Au Pérou, Valentin Quispe a développé une initiative touristique au bord du lac Titicaca pour préserver sa culture traditionnelle et que toute la communauté de son village puisse profiter des retombées du tourisme. Grâce à lui, les voyageurs vivent une expérience proche des habitants et plus respectueuse de cet environnent fragile.

 

Long de 190 km, le Titicaca représente l'équivalent d'environ 15 fois le lac Léman ! ©SSquillace

 

La lumière du soleil inonde tout. Le lac d’un bleu profond est grand comme une mer. Situé à 3850 mètres d’altitude, à cheval entre la Bolivie et le Pérou, le lac Titicaca est considéré comme le plus haut lac navigable du monde.
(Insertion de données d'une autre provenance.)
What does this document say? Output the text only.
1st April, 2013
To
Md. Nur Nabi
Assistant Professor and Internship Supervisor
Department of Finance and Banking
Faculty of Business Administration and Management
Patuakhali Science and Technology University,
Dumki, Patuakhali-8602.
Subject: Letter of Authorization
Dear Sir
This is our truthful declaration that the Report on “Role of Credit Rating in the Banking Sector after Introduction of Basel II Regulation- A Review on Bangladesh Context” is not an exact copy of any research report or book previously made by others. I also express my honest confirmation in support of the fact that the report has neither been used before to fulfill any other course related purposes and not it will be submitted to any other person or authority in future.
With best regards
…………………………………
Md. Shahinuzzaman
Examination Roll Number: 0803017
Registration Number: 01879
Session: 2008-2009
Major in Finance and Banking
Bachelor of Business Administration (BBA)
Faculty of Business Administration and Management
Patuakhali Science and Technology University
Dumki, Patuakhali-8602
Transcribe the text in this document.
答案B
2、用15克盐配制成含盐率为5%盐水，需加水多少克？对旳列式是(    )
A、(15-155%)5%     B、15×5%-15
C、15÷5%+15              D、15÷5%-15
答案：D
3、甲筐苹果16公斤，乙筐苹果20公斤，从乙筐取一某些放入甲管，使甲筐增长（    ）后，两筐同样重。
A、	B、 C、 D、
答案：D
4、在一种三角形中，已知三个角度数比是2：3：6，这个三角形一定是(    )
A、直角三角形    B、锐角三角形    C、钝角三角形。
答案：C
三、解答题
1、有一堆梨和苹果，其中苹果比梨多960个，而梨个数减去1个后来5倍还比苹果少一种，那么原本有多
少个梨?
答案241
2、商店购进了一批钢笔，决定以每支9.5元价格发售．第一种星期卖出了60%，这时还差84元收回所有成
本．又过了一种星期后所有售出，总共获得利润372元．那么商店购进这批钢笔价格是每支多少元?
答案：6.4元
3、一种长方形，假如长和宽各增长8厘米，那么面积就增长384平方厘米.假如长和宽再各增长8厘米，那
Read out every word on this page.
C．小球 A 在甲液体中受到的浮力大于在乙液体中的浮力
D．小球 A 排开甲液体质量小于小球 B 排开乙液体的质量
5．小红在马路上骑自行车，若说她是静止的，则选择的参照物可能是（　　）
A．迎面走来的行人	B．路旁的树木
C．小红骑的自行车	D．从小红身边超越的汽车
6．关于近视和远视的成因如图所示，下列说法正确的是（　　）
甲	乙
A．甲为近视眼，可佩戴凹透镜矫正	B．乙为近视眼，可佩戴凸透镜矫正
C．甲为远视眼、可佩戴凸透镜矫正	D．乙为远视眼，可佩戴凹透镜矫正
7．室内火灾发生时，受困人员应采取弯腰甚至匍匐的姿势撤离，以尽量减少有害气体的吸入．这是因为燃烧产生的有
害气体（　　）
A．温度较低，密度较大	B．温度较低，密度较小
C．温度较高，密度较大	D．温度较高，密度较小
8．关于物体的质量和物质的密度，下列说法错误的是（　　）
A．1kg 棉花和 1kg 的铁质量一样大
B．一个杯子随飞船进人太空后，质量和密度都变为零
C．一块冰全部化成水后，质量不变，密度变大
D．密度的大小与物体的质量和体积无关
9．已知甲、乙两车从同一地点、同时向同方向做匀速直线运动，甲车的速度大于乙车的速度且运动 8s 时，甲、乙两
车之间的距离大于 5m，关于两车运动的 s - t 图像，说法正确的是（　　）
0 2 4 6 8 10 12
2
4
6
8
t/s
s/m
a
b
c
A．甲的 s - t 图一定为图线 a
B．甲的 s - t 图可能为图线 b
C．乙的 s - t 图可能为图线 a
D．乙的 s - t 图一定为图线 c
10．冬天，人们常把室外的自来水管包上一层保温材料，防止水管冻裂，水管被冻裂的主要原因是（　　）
La mythologie inca y situe l’origine de sa civilisation. De quoi attirer des voyageurs ! Mais si l’on souhaite découvrir la culture et les traditions des habitants qui peuplent les rives du lac, partager leur quotidien et contempler la beauté des lieux, il faut se rendre sur la péninsule de Capa Chica, à La Casa de Valentin, dans le village de Llachon.

 

Pionnier de la promotion et du développement de l’écotourisme
 

Si une poignée de voyageurs viennent jusqu’ici aujourd’hui, c’est grâce à Valentin Quispe. Dès 1996, il propose aux familles de sa communauté de rejoindre l'association qu’il vient de créer et commence à développer différents services dans le village endormi de Llachon : hébergement, transport sur le lac, repas, promenades en bateau.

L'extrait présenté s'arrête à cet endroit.